At the Dillingham Invitational, Sadie’s last meet of the season, she finished a full four minutes ahead of the next girl in her age bracket, and ten seconds ahead of the fastest boy.
[HC] "So when you’re in a race, do you get that competitive feeling, like -- I wanna leave that person in the dust -- ?"
[ST] "Um… I do think that sometimes, but if I just run my regular, or if I push myself, it ends up like that usually."
Sadie says no one in her age group has really given her a run for her money since the Husky Hustle -- Delta Junction’s version of the hotdog run – back in elementary school.
[ST] "I had a super-bad sideache …I got fourth in that."
Then she remembers another rough race – a fun run at regionals last year.

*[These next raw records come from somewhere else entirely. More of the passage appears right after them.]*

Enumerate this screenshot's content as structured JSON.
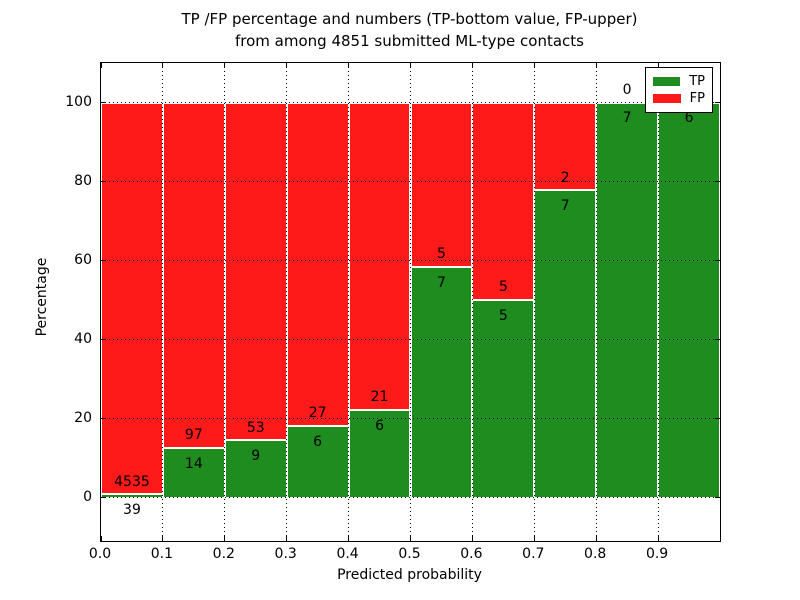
{
  "title": {
    "line1": "TP /FP percentage and numbers (TP-bottom value, FP-upper)",
    "line2": "from among 4851 submitted ML-type contacts"
  },
  "axes": {
    "xlabel": "Predicted probability",
    "ylabel": "Percentage",
    "x_tick_labels": [
      "0.0",
      "0.1",
      "0.2",
      "0.3",
      "0.4",
      "0.5",
      "0.6",
      "0.7",
      "0.8",
      "0.9"
    ],
    "y_tick_labels": [
      "0",
      "20",
      "40",
      "60",
      "80",
      "100"
    ],
    "y_ticks": [
      0,
      20,
      40,
      60,
      80,
      100
    ]
  },
  "legend": {
    "entries": [
      {
        "label": "TP",
        "color": "#1e8c1e"
      },
      {
        "label": "FP",
        "color": "#ff1a1a"
      }
    ]
  },
  "colors": {
    "tp": "#1e8c1e",
    "fp": "#ff1a1a",
    "grid": "#000000",
    "text": "#000000"
  },
  "chart_data": {
    "type": "bar",
    "stacked": true,
    "title": "TP /FP percentage and numbers (TP-bottom value, FP-upper) from among 4851 submitted ML-type contacts",
    "xlabel": "Predicted probability",
    "ylabel": "Percentage",
    "categories": [
      "0.0",
      "0.1",
      "0.2",
      "0.3",
      "0.4",
      "0.5",
      "0.6",
      "0.7",
      "0.8",
      "0.9"
    ],
    "bin_width": 0.1,
    "total_contacts": 4851,
    "ylim": [
      -11,
      110
    ],
    "yticks": [
      0,
      20,
      40,
      60,
      80,
      100
    ],
    "grid": true,
    "legend_position": "upper right",
    "series": [
      {
        "name": "TP",
        "position": "bottom",
        "color": "#1e8c1e",
        "counts": [
          39,
          14,
          9,
          6,
          6,
          7,
          5,
          7,
          7,
          6
        ],
        "pct_of_bin": [
          0.85,
          12.61,
          14.52,
          18.18,
          22.22,
          58.33,
          50.0,
          77.78,
          100.0,
          100.0
        ]
      },
      {
        "name": "FP",
        "position": "top",
        "color": "#ff1a1a",
        "counts": [
          4535,
          97,
          53,
          27,
          21,
          5,
          5,
          2,
          0,
          0
        ],
        "pct_of_bin": [
          99.15,
          87.39,
          85.48,
          81.82,
          77.78,
          41.67,
          50.0,
          22.22,
          0.0,
          0.0
        ]
      }
    ],
    "bars": [
      {
        "bin": "0.0",
        "tp_pct": 0.85,
        "tp_label": "39",
        "fp_label": "4535"
      },
      {
        "bin": "0.1",
        "tp_pct": 12.61,
        "tp_label": "14",
        "fp_label": "97"
      },
      {
        "bin": "0.2",
        "tp_pct": 14.52,
        "tp_label": "9",
        "fp_label": "53"
      },
      {
        "bin": "0.3",
        "tp_pct": 18.18,
        "tp_label": "6",
        "fp_label": "27"
      },
      {
        "bin": "0.4",
        "tp_pct": 22.22,
        "tp_label": "6",
        "fp_label": "21"
      },
      {
        "bin": "0.5",
        "tp_pct": 58.33,
        "tp_label": "7",
        "fp_label": "5"
      },
      {
        "bin": "0.6",
        "tp_pct": 50.0,
        "tp_label": "5",
        "fp_label": "5"
      },
      {
        "bin": "0.7",
        "tp_pct": 77.78,
        "tp_label": "7",
        "fp_label": "2"
      },
      {
        "bin": "0.8",
        "tp_pct": 100.0,
        "tp_label": "7",
        "fp_label": "0"
      },
      {
        "bin": "0.9",
        "tp_pct": 100.0,
        "tp_label": "6",
        "fp_label": ""
      }
    ]
  }
}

[ST] "There was this one kid, I could see him the whole race, I was not far behind him… five seconds or something. But it was super windy, everybody was super cold. He was just pretty fast. He kinda kicked his legs to the side after he took a step and he swung his arms really bad… Everybody else said that too: Wow, that kid has really weird form! I was like, yeah, but he’s fast."
Sadie came in first for the girls that run, but not overall.
This weekend two of her older teammates – Katie Moore and Cole Dull – are heading to the state meet. Sadie, who’s posted times that would outstrip some state competition, says she wishes she was going, too. But for now she’s hanging onto her four years of high school eligibility.
[ST] "‘Cause if I’m gonna get faster, then it would make more sense to go my faster years. And, well, that’s what I hope. Some people say, they ask if I'm going in or not, and they'll ask why. And I’ll just tell them, because then I would have to take away a year of my high school… And I could be faster in those years, or I could get slower. It just depends."
With her whole high school career ahead of her, this swift athlete has high hopes.
Note: this story originally aired on KDLG's Bristol Bay and Beyond.